Reddit has announced updates to its Robots Exclusion Protocol (robots.txt file), which regulates automated web bot access to websites. Traditionally used to allow search engines to index site content, the protocol now faces challenges with AI-driven scraping for model training, often without proper attribution.
In addition to the revised robots.txt file, Reddit will enforce rate limits and blocks on unidentified bots and crawlers. According to multiple sources, these measures apply to entities not complying with Reddit's Public Content Policy or lacking formal agreements with the platform. The changes are aimed at deterring AI companies from using Reddit content to train large language models without permission. Despite these updates, AI crawlers could potentially disregard Reddit's directives, as highlighted by recent incidents.
Recently, Wired uncovered that AI-powered startup Perplexity continued scraping Reddit content despite being blocked in the robots.txt file.
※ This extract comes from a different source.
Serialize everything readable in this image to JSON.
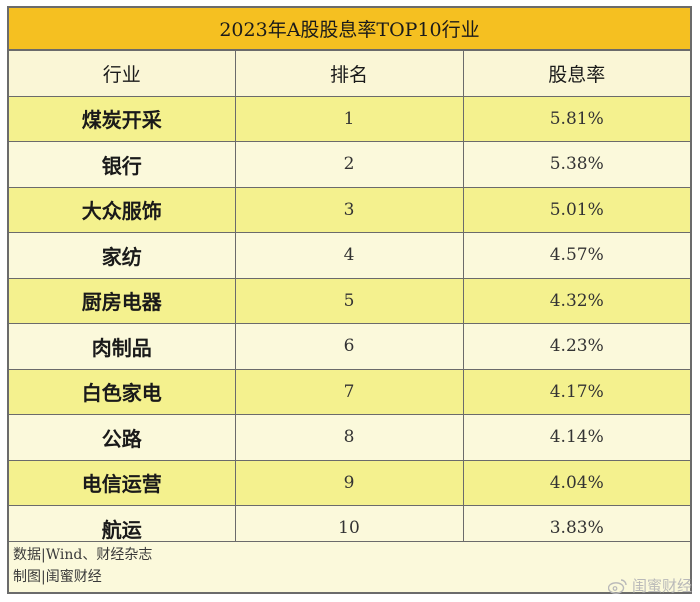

Perplexity's CEO argued that robots.txt isn't legally binding, raising questions about the effectiveness of such protocols in regulating AI scraping practices.
Reddit's updates will exempt authorised partners like Google, with whom Reddit has a substantial agreement allowing AI model training on its data. This move signals Reddit's stance on controlling access to its content for AI training purposes, emphasising compliance with its policies to safeguard user interests.
These developments align with Reddit's recent policy updates, underscoring its efforts to manage and regulate data access and use by commercial entities and partners.